Browse Publications Technical Papers 2012-01-1723
2012-09-10

UV-Visible Imaging and Natural Emission Spectroscopy of Premixed Combustion in High Swirl Multi-Jets Compression Ignition Engine Fuelled with Diesel-Gasoline Blend 2012-01-1723

One promising approach to reduce pollutants from compression ignition engines is the Partially-Premixed- Combustion in which engine out emissions can be reduced by promoting mixing of fuel and air prior to auto-ignition. A great interest for a premixed combustion regime is the investigation on fuels with different reactivity by blending diesel with lower cetane number and higher volatility fuels.

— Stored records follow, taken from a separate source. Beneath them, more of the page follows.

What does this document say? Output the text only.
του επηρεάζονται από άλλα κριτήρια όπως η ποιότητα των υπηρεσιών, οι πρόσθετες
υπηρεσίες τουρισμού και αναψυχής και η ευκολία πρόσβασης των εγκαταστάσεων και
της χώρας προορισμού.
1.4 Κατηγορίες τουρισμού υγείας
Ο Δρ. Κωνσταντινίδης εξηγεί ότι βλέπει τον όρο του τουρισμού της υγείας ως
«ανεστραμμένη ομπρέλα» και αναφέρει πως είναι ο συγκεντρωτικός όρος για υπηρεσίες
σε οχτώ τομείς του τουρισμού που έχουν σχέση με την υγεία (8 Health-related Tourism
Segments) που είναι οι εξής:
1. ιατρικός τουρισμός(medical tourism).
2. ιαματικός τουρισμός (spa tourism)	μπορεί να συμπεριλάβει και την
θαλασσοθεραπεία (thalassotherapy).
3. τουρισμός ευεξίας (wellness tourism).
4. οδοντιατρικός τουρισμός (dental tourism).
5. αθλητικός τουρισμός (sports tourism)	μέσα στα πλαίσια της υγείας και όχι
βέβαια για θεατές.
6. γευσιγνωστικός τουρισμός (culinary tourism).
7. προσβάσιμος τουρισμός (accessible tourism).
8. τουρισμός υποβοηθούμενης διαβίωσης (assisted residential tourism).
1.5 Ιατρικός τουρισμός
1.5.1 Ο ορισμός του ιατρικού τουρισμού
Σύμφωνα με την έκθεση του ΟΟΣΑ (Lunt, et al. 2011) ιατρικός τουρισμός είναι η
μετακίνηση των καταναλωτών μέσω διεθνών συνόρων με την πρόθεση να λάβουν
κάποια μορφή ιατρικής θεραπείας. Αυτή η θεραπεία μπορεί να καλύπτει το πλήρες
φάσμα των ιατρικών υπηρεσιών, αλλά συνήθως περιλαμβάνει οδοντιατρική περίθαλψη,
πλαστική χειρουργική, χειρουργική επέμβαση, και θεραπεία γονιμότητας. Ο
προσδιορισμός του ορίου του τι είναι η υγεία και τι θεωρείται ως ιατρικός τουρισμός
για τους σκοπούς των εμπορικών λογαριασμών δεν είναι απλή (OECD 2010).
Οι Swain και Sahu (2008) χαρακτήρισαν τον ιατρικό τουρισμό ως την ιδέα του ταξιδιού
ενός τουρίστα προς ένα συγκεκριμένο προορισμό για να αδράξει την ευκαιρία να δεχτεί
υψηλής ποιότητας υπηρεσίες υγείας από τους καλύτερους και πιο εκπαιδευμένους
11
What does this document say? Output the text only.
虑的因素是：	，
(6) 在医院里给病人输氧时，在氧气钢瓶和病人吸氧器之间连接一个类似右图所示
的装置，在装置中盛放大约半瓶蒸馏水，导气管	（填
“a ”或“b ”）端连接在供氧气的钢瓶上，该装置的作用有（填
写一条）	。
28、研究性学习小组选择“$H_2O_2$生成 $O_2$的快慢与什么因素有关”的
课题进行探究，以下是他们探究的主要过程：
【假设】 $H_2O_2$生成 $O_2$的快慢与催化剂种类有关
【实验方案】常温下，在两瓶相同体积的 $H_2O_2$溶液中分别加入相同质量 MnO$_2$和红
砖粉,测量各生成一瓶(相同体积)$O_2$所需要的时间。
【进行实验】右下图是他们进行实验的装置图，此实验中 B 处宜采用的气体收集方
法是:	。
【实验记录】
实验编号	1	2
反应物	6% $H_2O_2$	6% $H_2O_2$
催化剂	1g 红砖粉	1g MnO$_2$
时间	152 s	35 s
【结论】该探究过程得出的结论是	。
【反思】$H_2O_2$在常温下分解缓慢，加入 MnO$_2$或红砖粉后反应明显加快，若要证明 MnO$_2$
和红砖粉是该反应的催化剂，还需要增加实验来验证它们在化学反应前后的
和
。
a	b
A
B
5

In fact, fuels more resistant to auto-ignition give longer ignition delay that may enhance the fuel/air mixing prior to combustion.
During the ignition delay period, the fuel spray atomizes into small droplets, vaporizes and mixes with air. As the piston moves towards TDC, as soon as the mixture temperature reaches the ignition point, instantaneously some pre-mixed amount of fuel and air ignites. The balance of fuel that does not burn in premixed combustion is consumed in the rate-controlled combustion phase, also known as diffusion combustion. Fuel composition, charge dilution, injection pressure as well as injection timing are the main factors that influence combustion and emission formation in the compression ignition engine.
In order to evaluate the effects of these factors on in-cylinder spray combustion and soot formation, UV-visible digital imaging and natural emission spectroscopy were applied in a single cylinder high swirl compression ignition engine. The test engine was optical accessible and equipped with a common rail multi-jets injection system. Combustion tests were carried out using commercial diesel and a blend of 80% diesel with 20% gasoline by volume (G20). The cetane number lower than pure diesel fuel of this blend produced longer ignition delay for enhanced in-cylinder fuel/air mixing. Two injection pressures (70 and 140 MPa), several injection timings at two EGR rates were tested.
UV-visible emission spectroscopy was used for detecting the chemical markers of combustion process. Chemiluminescence signals, due to OH, HCO, CO and CO2 emission bands, were identified. OH emission was correlated to NO measured at the engine exhaust. The soot spectral feature in the visible wavelength range was correlated to soot engine out emissions.